Final results of a phase I dose-escalation study of ON 01910.Na in combination with oxaliplatin in patients with advanced solid tumors.

Abstract

e13584 Background: ON 01910.Na is a novel multitargeted inhibitor of several regulatory pathways including polo-like kinase 1 (Plk1) and PI-3 kinases, with synergistic nonclinical activity when combined with oxaliplatin, prompting phase I clinical evaluation. Methods: Patients with advanced cancer received escalating doses of ON 01910.Na as 24hr weekly continuous infusions. Oxaliplatin was administered biweekly as a 85mg/m2, 2 hr infusion. The ON 01910.Na dose cohorts ranged from 250-1,350 mg/m2 based on a modified Fibonacci escalation algorithm using the accelerated titration scheme (NCI). Intrapatient dose escalation was allowed.
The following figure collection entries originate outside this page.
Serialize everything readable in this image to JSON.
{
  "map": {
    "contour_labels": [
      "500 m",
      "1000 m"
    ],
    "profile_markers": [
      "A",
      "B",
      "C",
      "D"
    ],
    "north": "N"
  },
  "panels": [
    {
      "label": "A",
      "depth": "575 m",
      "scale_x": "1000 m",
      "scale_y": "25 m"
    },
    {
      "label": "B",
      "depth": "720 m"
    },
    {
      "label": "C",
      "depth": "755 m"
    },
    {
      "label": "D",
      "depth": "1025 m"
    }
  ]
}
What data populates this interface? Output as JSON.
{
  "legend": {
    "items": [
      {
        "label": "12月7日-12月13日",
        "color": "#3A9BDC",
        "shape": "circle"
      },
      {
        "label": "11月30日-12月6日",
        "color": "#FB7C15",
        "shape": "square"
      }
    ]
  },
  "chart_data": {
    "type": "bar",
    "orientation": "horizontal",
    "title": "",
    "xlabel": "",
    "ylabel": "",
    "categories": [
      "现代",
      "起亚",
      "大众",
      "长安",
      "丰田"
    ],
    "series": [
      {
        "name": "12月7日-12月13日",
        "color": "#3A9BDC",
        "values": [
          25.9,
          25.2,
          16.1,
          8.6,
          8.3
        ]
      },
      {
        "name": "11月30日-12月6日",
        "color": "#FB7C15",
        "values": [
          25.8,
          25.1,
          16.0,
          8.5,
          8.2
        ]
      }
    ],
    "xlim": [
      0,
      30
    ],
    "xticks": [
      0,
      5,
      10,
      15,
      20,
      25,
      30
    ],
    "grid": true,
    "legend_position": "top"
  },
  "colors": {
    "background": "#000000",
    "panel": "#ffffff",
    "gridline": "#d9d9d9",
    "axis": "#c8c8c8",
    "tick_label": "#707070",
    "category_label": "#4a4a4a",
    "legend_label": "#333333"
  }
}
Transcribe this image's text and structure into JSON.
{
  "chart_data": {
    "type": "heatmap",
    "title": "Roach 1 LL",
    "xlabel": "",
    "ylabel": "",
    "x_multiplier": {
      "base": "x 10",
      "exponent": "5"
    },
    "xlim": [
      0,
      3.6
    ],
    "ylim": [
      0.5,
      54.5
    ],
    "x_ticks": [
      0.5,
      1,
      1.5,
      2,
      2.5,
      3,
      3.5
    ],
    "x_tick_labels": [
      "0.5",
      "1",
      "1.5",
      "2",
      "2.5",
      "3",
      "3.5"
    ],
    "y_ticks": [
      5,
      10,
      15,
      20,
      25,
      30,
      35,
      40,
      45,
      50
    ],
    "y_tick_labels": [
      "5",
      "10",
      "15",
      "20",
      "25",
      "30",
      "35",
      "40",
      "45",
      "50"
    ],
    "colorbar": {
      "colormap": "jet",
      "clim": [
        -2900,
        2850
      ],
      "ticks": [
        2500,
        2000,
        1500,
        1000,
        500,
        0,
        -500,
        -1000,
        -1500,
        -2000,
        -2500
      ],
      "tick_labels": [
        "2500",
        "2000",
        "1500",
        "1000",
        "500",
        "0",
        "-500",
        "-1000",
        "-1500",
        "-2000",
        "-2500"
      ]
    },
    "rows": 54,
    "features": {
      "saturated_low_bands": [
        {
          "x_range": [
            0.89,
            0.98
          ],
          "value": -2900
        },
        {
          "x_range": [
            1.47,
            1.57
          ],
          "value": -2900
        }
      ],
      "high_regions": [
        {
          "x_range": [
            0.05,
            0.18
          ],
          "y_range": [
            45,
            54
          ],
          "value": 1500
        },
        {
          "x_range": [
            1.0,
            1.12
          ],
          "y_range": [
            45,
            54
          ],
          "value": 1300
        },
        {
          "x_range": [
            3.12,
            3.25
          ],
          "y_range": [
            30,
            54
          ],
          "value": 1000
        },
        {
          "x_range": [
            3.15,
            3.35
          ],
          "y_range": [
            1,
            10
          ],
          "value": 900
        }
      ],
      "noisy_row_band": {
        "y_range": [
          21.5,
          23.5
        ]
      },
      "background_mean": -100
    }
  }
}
Results: Thirty patients (pts) (22 females; ages: 29-80 yrs received an overall mean 9.4 (range=1-30) number of weeks of combination therapy: ON 01910.Na mg/m2: 250 n=10; 650 n=9; 1,050 n=8; 1,350 n=3. No dose-limiting toxicity was observed in any patient. Grade 3+ toxicities included pain (3 pts), lethargy and weakness (1 pt), pneumonia (1 pt), hyponatremia (1pt), anemia (1pt), transient ischemic attack (1pt), vomiting (1pt), urinary tract infection (1pt), shortness of breath and myocardial infarction (1pt). Confirmed partial response was observed in 1 pt with chemotherapy- refractory ovarian cancer (duration = 11 wks) and in another pt with metastatic breast cancer (duration = 13 wks). Stable disease was observed in 4 pts with colon cancer (42 wks and 12 wks), ovarian and renal cancer (12 wks). Conclusions: ON 01910.Na administered as a 24hr infusion in combination with oxaliplatin was well tolerated and resulted in objective tumor responses in advanced ovarian, breast, colon and renal cancer.